B. Une stratégie et une offre touristique
adaptées et revues en profondeur
Si l'augmentation du nombre de touristes est bien liée
à la CEC, l'accueil d'un tel nombre de touristes a été
possible grâce à une stratégie mise en place par les
pouvoirs publics depuis quelques années. Nous allons donc nous
intéresser à celle-ci et aux éléments sur lesquels
le territoire compte miser pour pérenniser les effets positifs de MP
2013.
Dans un premier temps il faut bien voir que Marseille s'est
dotée depuis plusieurs années d'infrastructures de transports
permettant une augmentation de l'afßuence touristique. L'arrivée
du TGV à St-Charles en 2002 a montré la voie. La desserte
ferroviaire de la ville phocéenne a en effet eu de nombreux effets sur
les connexions établies avec le reste de la France et de l'Europe. La
future connexion avec Londres semble poursuivre ce chemin et permettra à
Marseille d'être encore plus reliée au reste de l'Europe.
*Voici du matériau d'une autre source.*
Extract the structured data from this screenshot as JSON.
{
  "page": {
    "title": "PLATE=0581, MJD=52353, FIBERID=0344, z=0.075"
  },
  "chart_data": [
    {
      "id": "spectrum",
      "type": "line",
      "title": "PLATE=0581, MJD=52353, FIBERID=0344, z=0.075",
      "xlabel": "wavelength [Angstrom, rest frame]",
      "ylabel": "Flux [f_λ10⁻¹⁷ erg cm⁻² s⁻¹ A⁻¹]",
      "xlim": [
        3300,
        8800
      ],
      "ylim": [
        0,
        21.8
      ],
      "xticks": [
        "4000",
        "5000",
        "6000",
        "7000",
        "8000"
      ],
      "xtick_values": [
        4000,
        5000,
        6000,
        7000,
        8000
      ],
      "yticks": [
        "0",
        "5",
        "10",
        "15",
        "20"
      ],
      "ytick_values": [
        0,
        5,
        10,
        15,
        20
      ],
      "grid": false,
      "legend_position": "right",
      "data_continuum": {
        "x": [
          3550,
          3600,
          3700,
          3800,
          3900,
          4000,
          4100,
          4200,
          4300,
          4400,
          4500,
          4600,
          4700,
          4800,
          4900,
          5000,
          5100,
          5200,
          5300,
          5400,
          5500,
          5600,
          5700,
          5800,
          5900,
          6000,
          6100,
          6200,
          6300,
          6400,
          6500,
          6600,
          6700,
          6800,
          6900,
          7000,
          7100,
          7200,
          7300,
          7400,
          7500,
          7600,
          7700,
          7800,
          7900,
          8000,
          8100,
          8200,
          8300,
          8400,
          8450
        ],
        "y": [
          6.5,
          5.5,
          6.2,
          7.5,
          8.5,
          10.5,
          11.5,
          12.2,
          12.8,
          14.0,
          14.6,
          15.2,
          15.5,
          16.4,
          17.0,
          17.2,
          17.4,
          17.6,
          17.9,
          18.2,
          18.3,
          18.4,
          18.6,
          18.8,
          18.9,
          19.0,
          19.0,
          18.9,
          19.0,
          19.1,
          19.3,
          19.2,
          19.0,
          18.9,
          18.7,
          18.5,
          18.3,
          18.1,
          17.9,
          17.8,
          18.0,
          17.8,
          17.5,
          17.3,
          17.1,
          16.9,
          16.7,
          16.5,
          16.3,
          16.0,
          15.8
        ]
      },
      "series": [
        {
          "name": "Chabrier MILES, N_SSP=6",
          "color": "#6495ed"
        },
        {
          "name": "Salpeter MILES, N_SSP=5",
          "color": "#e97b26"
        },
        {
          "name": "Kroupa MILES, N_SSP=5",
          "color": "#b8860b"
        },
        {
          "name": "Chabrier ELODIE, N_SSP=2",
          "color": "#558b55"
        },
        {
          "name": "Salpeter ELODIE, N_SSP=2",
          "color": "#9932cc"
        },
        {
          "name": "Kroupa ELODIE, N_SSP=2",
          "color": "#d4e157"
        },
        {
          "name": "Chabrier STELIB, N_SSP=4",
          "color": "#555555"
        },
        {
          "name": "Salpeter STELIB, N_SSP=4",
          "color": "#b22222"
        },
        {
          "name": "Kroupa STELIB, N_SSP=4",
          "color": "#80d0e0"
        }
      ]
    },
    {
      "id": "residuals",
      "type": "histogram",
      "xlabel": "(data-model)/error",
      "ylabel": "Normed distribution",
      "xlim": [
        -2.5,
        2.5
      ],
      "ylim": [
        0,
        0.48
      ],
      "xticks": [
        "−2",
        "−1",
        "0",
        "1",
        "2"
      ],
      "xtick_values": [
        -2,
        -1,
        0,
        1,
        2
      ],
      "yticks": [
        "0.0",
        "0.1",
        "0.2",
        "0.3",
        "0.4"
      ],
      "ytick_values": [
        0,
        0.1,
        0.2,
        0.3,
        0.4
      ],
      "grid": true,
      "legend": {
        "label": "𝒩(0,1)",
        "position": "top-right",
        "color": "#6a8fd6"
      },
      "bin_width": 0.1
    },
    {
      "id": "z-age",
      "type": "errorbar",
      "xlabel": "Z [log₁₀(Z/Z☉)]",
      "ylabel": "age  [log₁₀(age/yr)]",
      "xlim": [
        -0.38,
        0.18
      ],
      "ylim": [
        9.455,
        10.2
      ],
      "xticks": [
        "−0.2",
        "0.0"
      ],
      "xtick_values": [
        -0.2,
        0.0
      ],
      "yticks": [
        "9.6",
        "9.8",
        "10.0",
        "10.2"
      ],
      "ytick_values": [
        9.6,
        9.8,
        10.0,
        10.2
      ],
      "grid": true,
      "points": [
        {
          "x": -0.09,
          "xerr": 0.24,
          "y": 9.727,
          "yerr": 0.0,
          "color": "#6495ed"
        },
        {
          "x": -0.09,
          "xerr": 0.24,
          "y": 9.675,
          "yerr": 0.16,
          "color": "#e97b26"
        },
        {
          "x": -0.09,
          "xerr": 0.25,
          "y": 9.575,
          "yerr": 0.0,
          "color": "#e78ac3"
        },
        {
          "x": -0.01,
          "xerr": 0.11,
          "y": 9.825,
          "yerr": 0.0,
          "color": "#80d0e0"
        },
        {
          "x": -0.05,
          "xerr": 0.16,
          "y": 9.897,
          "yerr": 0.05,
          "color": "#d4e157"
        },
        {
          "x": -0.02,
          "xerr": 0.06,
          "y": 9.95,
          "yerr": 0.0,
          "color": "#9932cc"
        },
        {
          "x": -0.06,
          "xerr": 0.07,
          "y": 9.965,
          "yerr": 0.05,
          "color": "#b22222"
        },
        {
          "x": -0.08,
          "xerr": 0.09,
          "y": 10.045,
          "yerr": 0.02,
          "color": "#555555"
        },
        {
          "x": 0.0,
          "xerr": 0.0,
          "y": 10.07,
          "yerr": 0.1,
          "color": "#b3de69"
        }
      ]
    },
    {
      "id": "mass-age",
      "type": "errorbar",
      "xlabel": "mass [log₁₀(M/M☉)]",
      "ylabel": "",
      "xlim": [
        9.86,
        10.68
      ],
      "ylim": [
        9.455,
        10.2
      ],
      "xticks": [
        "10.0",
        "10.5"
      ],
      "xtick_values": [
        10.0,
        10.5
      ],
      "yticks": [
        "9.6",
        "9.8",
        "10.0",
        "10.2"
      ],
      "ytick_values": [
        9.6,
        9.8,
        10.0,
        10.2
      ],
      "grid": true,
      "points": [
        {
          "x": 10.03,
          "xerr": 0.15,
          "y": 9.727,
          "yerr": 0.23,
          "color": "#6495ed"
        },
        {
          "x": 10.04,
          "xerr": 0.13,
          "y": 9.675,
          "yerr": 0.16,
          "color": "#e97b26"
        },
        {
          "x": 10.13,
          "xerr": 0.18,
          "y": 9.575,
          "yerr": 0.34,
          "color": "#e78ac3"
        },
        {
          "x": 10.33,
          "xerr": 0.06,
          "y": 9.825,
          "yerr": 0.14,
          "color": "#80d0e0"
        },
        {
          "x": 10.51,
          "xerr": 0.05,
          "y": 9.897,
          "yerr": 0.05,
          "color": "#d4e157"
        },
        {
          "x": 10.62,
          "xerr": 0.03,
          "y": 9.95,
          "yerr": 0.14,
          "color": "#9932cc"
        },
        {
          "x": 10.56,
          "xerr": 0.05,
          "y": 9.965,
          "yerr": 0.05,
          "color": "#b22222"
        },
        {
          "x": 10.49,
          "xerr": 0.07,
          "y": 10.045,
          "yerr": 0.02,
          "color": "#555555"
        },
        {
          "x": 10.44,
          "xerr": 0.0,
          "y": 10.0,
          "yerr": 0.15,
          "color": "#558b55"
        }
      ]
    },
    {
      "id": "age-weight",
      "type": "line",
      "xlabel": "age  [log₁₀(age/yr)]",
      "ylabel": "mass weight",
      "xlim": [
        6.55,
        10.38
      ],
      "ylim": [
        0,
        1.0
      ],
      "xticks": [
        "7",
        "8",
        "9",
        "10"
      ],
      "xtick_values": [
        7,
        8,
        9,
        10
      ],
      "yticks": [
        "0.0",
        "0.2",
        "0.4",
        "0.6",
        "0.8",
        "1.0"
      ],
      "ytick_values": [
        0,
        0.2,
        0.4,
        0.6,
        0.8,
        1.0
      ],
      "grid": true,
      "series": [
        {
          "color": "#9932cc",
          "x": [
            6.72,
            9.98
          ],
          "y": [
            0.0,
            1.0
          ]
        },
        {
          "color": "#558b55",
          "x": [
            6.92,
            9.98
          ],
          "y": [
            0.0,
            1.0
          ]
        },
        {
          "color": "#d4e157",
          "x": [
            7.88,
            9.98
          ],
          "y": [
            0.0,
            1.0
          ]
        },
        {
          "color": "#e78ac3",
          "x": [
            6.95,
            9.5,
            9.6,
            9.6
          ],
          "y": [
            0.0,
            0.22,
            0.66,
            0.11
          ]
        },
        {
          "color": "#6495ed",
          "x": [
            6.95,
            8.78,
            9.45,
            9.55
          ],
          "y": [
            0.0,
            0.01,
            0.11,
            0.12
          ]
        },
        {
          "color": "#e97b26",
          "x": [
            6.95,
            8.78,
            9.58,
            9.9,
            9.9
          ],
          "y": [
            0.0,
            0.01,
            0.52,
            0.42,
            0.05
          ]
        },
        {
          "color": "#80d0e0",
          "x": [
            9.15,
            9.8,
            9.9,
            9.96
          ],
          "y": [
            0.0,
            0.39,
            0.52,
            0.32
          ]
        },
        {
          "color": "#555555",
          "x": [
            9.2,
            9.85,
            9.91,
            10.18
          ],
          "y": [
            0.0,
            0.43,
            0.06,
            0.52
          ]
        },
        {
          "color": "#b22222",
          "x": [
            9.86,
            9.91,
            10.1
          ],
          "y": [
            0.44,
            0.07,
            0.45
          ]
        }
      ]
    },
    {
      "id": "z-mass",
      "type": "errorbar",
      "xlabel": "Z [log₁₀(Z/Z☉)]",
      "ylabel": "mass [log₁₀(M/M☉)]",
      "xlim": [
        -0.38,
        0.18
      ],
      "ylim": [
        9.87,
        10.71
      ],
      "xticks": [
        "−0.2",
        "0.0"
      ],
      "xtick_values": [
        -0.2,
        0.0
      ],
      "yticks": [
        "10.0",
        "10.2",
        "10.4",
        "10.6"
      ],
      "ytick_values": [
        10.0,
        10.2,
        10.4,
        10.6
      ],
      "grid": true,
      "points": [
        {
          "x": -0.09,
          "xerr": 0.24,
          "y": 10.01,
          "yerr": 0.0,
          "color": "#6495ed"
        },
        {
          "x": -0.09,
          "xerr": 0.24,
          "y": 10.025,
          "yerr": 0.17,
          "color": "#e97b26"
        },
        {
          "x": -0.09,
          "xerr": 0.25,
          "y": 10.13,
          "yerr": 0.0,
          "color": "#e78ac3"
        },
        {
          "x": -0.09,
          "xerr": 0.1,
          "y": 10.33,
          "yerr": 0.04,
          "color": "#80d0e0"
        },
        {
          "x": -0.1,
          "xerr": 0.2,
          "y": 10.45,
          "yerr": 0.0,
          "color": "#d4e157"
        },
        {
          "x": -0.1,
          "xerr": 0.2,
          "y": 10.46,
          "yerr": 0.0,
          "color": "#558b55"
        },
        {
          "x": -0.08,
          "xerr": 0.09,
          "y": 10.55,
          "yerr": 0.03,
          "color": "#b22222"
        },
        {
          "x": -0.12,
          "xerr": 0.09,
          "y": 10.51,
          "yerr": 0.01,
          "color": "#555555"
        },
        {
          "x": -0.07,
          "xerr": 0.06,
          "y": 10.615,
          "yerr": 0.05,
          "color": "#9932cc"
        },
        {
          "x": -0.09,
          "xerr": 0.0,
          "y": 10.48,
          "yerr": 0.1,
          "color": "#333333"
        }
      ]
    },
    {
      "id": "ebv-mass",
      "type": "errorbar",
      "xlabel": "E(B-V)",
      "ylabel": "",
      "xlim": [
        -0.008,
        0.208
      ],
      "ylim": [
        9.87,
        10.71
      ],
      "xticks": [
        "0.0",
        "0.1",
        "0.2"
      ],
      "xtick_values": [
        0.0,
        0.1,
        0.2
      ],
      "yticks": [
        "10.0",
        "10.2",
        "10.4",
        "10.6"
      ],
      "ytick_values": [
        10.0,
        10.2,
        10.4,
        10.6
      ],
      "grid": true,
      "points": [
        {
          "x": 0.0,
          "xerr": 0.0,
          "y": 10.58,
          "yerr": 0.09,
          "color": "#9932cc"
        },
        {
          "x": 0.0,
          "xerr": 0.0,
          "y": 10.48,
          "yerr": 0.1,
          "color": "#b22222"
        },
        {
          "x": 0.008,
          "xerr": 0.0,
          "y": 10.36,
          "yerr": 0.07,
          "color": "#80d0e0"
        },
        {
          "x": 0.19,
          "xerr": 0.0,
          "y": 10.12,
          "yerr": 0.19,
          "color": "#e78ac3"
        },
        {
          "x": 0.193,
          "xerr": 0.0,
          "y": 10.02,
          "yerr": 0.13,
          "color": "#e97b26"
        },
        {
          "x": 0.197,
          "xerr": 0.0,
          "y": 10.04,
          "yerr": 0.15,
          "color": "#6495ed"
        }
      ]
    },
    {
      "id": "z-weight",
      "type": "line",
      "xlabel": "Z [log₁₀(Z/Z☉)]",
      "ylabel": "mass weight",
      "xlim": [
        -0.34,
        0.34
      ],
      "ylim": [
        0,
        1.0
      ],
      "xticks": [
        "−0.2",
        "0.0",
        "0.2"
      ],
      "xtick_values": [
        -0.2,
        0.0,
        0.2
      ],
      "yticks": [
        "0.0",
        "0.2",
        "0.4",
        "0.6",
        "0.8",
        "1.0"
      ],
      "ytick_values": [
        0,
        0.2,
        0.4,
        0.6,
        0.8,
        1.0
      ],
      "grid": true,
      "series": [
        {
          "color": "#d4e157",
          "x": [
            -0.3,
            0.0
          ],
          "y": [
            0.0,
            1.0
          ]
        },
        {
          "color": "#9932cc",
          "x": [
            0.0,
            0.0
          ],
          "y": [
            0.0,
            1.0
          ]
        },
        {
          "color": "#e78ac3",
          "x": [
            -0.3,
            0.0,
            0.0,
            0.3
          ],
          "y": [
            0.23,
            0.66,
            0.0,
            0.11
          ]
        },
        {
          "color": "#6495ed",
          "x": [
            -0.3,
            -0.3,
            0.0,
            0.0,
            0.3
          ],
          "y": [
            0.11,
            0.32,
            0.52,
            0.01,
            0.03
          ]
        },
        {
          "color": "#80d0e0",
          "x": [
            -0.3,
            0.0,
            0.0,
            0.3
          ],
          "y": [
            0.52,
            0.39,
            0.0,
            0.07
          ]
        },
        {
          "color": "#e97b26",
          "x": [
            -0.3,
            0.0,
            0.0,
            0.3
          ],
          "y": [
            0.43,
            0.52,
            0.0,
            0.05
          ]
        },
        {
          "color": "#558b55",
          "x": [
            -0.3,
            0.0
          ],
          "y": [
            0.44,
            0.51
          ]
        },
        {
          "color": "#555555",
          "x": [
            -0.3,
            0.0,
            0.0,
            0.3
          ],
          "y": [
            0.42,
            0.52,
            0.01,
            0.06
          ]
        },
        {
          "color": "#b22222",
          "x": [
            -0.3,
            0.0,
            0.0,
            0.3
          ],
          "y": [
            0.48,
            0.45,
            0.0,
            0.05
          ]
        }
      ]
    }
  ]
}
Cependant le réel changement et les avancées en
terme de desserte se sont opérés avec « l'ouverture d'un
terminal low-cost à Marignagne. Cela a permis de connecter Marseille au
reste de l'Europe » 75 . Lors de son ouverture en 2007, 1,5 millions
de passagers supplémentaires étaient recensés dans ce hub,
qui au fil des années est devenu de plus en plus important sans que pour
autant le trafic des compagnies régulières diminue. L'ouverture
de ce terminal low-cost est pour le directeur de l'Office du Tourisme, l'un des
éléments qui a permis de faire évoluer l'offre de la
ville. Facile d'accès, Marseille est devenue une ville touristique
favorable aux courts séjours.
Figure 28 : Passagers accueillis à l'aéroport
de Marseille Provence de 1998 à 2013
Source : Observatoire local du tourisme,
Chiffre-clés 2013
75 entretien avec M. Tissot, le 20 novembre 2014.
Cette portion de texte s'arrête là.